Let $a$ run in the set countable set $A=\{2\epsilon.4\epsilon,6\epsilon,\dots\}$.

Then the event $W_1>0$ is $$\bigsqcup_{a\in A}\{a-\epsilon<W_1\le a+\epsilon\}\ . $$ We split correspondingly $W_2>1$, let us fix an $a\in A$, then conditioned by $\{a-\epsilon<W_1\le a+\epsilon\}$ we have $$ \{W_2-W_1 > 1-a+\epsilon\} \subseteq \{W_2 > 1\} \subseteq \{W_2 -W_1 > 1-a-\epsilon\} \ . $$ So $\Bbb P(\ W_1>0\ ,\ W_2>1\ )$ is between the bounds $$ \sum_{a\in A} \underbrace{\left(\int_{a-\epsilon}^{a+\epsilon}\rho_1(t)\; dt\right)} _{2\epsilon\rho_1(t(a))} \cdot \underbrace{\left(\int_{1-a\pm\epsilon}^\infty\rho_1(u)\; du\right)} _{\Phi(a\mp\epsilon-1)} \ . $$ Here $\rho_1$ is the standard gaussian density, and $\Phi$ its repartition. The point $t(a)$ is an intermediate point suitably chosen in the interval $(a-\epsilon,a+\epsilon)$.

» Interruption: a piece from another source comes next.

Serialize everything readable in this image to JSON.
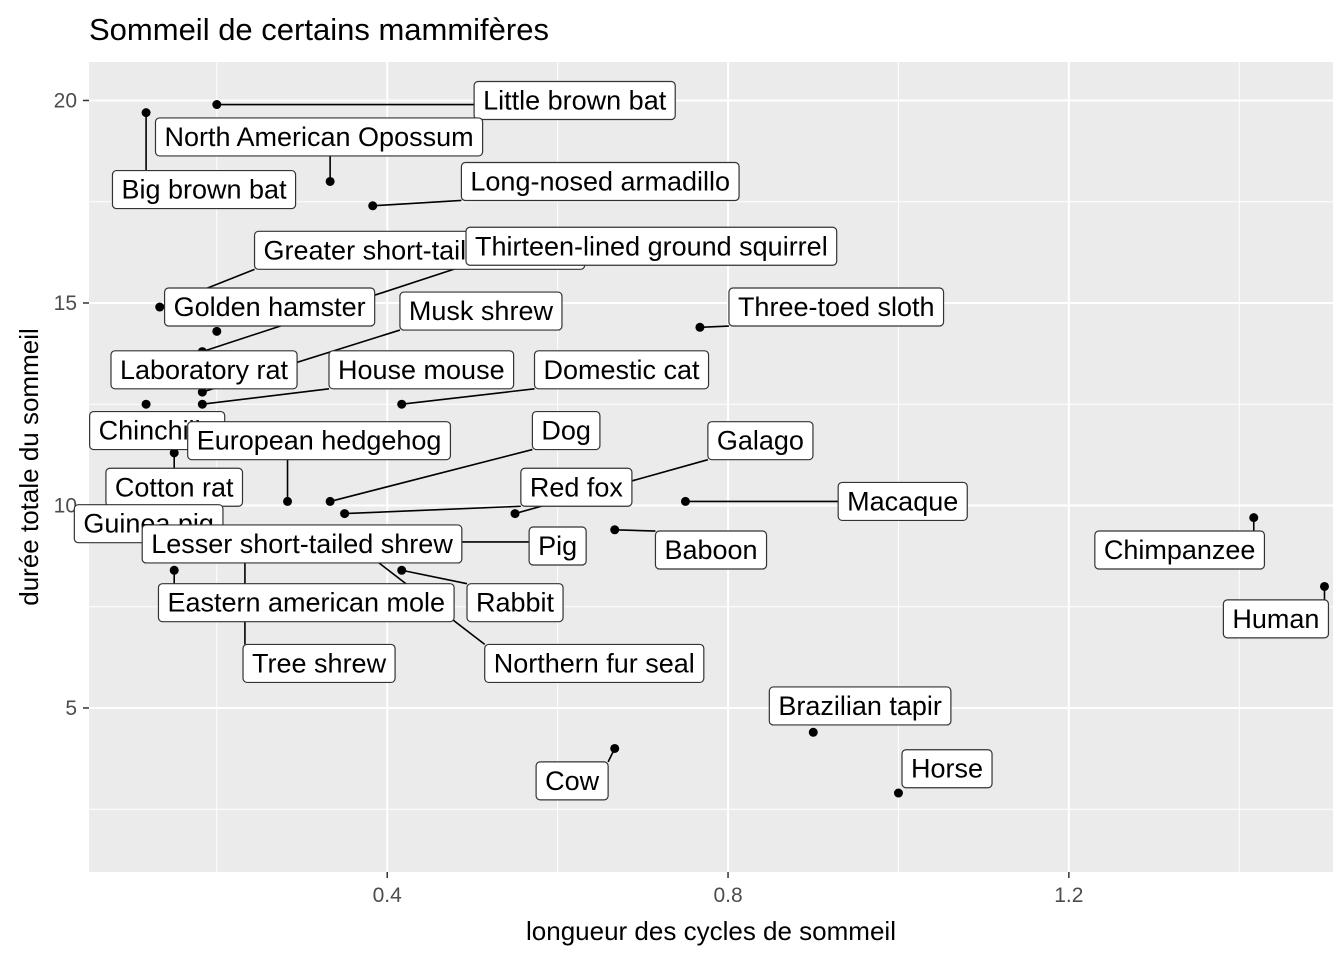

We take $\epsilon$ of the shape $\frac 1n$ and $a=\frac {2k}n$ with a running $k\in\Bbb N$, so in the limit we get a Riemannian sum, so the value $$ \begin{aligned} \Bbb P(\ W_1>0\ ,\ W_2>1\ ) &= \lim_{n\to\infty} \frac 2n\sum_{k>0} \rho_1\left(\frac{2k}n\right)\cdot \Phi\left(\frac{2k}n-1\right) \\ &= \int_0^\infty \rho_1(x)\cdot \Phi(x-1)\; dx \\ &\approx 0.21101\ . \end{aligned} $$ (One may write directly the integral.)

This was the complicated side. The product $\Bbb P(\ W_1>0\ )\cdot \Bbb P(\ W_2>1\ )$ is simpler. The first factor is $\frac 12$. The second factor is approx. $0.23975$. (Late in the morning, hope it's ok.)